# Scorch Marks no matter what I do ???



## Constellation33 (May 13, 2007)

Hi People,

Please please help. Why oh why do i still get scorch marks no matter how much I vary the pressure and heat settings. I always get the seam under the garment I am pressing on showing through as a nice scorched strip. It is so annoying as I have had it mentioned to me by one or two customers. Also each of the four corners of the press leave scorch marks too. How do i solve this once and for all? I have a teflon based sheet stretched around the rubberised bottom platen on the press and I use a teflon sheet on top of all my transfers. This burning happens whether I sublimate or am pressing vinyl cut. Any help or advice greatly received.

Frustrated in the UK.

C33


----------



## jberte (Mar 25, 2007)

ouch! have you checked the temp your press is _actually_ putting out?? i use a teflon sheet with each press and have NEVER scorched a shirt with it.....even at the 400 deg. required for dye sub........i'd be especially concerned that you're getting scorch marks at the corners.....does your teflon sheet complete cover the press area? sounds as tho you may have an issue with either your thermostat or your heating coils....


----------



## Constellation33 (May 13, 2007)

jberte said:


> ouch! have you checked the temp your press is _actually_ putting out?? i use a teflon sheet with each press and have NEVER scorched a shirt with it.....even at the 400 deg. required for dye sub........i'd be especially concerned that you're getting scorch marks at the corners.....does your teflon sheet complete cover the press area? sounds as tho you may have an issue with either your thermostat or your heating coils....


Hi,

thanks for the response. I keep my press at 200 deg celsius for all sub dye stuff. Its a brand new press so I am a bit purtubed by the marks. I have tried pressing at 150 degrees celsius (300 fahrenheit) but the design does not come through as vibrant or colourful. Just out of interest, how long do you press each garment for? I am setting the timer to 45 secs. Is that too long do you think? The teflon sheet does cover the entire area.


----------



## Dave_S (Jul 13, 2006)

Hi Ellis, I would try to get your hands on a laser thermometer to check the actual temperature of the press, it sounds to me as if its much hotter than the the readout says. Also I agree with Jan, it sounds if there may be some problem with the actual press especially if it's scorching on the corners. Just to ask what make and model of press is it?. I do my transfers @ 180 degrees C for 14 seconds, and dye sub stuff @ 200 degrees C for 60 seconds (yes I am in England!).
regarding the scorched seam, are you able to 'dress the press' i.e tuck the back of the T-Shirt beneath the bed of the press and just have the front side that your printing on the press bed. Hope you understand what I mean, I maybe haven't explained it very well!, this should eliminate the seam marks if you can do this.

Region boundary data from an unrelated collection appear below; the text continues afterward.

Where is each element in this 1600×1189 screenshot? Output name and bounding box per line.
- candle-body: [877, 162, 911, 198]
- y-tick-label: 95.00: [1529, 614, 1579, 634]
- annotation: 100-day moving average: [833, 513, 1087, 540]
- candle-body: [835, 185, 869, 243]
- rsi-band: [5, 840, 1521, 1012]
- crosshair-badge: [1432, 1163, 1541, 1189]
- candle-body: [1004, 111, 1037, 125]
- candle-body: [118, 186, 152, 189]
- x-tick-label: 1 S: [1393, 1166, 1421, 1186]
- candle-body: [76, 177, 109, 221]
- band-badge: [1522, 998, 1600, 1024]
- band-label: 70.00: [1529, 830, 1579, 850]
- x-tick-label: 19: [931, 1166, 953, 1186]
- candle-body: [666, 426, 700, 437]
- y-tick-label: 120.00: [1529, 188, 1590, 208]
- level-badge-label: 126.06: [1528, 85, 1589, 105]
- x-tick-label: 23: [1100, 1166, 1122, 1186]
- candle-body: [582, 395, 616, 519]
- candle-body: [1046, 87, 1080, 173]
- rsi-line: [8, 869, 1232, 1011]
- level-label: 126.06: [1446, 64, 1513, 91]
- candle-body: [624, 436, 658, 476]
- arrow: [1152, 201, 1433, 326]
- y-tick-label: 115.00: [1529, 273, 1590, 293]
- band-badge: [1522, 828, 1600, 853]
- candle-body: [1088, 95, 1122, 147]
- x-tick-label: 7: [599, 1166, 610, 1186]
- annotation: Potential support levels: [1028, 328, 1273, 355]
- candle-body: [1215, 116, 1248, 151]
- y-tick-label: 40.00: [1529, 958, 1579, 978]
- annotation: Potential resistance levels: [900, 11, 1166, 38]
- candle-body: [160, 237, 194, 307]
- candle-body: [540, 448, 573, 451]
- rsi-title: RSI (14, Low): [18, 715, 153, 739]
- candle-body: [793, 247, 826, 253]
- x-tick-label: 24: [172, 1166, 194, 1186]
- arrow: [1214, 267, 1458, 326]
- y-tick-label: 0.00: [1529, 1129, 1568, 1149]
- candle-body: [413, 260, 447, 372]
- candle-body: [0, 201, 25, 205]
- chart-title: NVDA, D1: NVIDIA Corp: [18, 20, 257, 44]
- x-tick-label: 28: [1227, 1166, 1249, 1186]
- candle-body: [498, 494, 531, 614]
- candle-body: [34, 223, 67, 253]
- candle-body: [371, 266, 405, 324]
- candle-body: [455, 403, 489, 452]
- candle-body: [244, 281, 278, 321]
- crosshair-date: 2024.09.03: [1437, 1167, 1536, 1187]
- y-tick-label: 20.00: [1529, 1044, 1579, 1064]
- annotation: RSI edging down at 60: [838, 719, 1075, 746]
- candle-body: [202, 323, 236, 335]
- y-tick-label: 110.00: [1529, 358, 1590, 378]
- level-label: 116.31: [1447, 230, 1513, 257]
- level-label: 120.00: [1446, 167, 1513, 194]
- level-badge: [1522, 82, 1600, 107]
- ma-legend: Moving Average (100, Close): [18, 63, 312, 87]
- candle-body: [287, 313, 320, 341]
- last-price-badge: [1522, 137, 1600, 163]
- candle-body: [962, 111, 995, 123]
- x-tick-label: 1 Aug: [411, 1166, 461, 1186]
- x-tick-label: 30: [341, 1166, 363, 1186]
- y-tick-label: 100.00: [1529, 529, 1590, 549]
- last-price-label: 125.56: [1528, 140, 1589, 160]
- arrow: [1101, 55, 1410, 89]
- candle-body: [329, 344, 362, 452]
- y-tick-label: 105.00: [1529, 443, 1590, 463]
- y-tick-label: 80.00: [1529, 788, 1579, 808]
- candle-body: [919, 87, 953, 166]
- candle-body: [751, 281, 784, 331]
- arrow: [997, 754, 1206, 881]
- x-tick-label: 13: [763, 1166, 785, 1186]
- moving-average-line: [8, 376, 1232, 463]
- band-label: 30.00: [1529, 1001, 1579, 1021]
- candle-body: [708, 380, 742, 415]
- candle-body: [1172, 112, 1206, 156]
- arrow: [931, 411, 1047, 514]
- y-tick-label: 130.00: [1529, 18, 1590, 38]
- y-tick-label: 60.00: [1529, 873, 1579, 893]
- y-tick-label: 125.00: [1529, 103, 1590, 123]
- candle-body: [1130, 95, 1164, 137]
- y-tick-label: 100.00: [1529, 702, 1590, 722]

Let us know how you get on

best wishes

Dave


----------



## Jennilyn012 (Mar 9, 2007)

HI Ellis! When I first started I had some transfers before I had shirts, so I went and bought cheap tshirts at a dollar store, when I pressed on them it looked like they were scorched, even though we pressed the shirt first but after a few hours the material cooled and evened out. But I'm still careful not to get cheap shirts. Good luck!

JEnn


----------



## Constellation33 (May 13, 2007)

Hi Dave,

Its a Sprint Mag digital which i purchased around a month ago through Target transfers. It cost over £800 so i know its a pretty decent model. Its probably more my inexperience than there being a problem with the press. I can dress the t-shirts under the press if they are large garments. Any kids, ladies or XS-S then Ive got no chance. It tends to be that I get scorch marks when i am pressing on ladies, kids and smaller garments, when i have no choice but to press onto seams, collars etc.. How do you get round this? Thanks for the help by the way.

Ellis


----------



## Constellation33 (May 13, 2007)

Jennilyn012 said:


> HI Ellis! When I first started I had some transfers before I had shirts, so I went and bought cheap tshirts at a dollar store, when I pressed on them it looked like they were scorched, even though we pressed the shirt first but after a few hours the material cooled and evened out. But I'm still careful not to get cheap shirts. Good luck!
> 
> JEnn


Jennifer,

Thats good to know. Hopefully that will be the case for me. When I am sublimating I use Vapor Apparrel, and when I am pressing vinyl designs I tend to use Gildan cotton tees. Two completelty different materials but with a similar schorching effect on each. Perhaps you are right, this scorching might not be permanent. I might waste a few garments so i can do a press and wash test and see how i go. Thanks for the comments. 

Ellis


----------



## Jennilyn012 (Mar 9, 2007)

Ellis, since you mentioned it the shirts that I bought were a gildan brand, I now stay with a jerzee 50/50. I've noticed that on 100% cotton you get more marks on the shirt and it takes longer for them to go away. I was so flipping out when this happened to me  I was printing on a red shirt, it was horrible! But like I said after several hours it went away. Hope this helps

Jenn


----------



## Dave_S (Jul 13, 2006)

Ellis, Thanks for the reply, Mmmm a tricky one!, well the press is a good one and you're using good T-Shirts (I always use 100% cotton Gildan 2000 or Gildan 5000), so i think we can rule the brand of T-Shirts out, also vapor apparel are supposed to be very good too even though I haven't tried them. Jennifer mentioned about 50/50 shirts, they are a little more difficult to get in the UK as opposed to the USA, there is only one place I know of that stocks them, thats Starworld, the other big suppliers in the U.K only do 100% cotton (unless you know different!). You COULD always try a different brand of T-Shirt, but personally don't think this will make a difference. Another thing you could try is instead of using a Teflon sheet, try silicon paper (very similar to greaseproof paper), not sure if it would make a difference or not, but it's worth a try. I use this more than Teflon. I'll keep racking my brains to think what else it may be...........
The above are just a 'stab in the dark' but worth a try, i'm struggling for answers now!........

let us know

regards

Dave


----------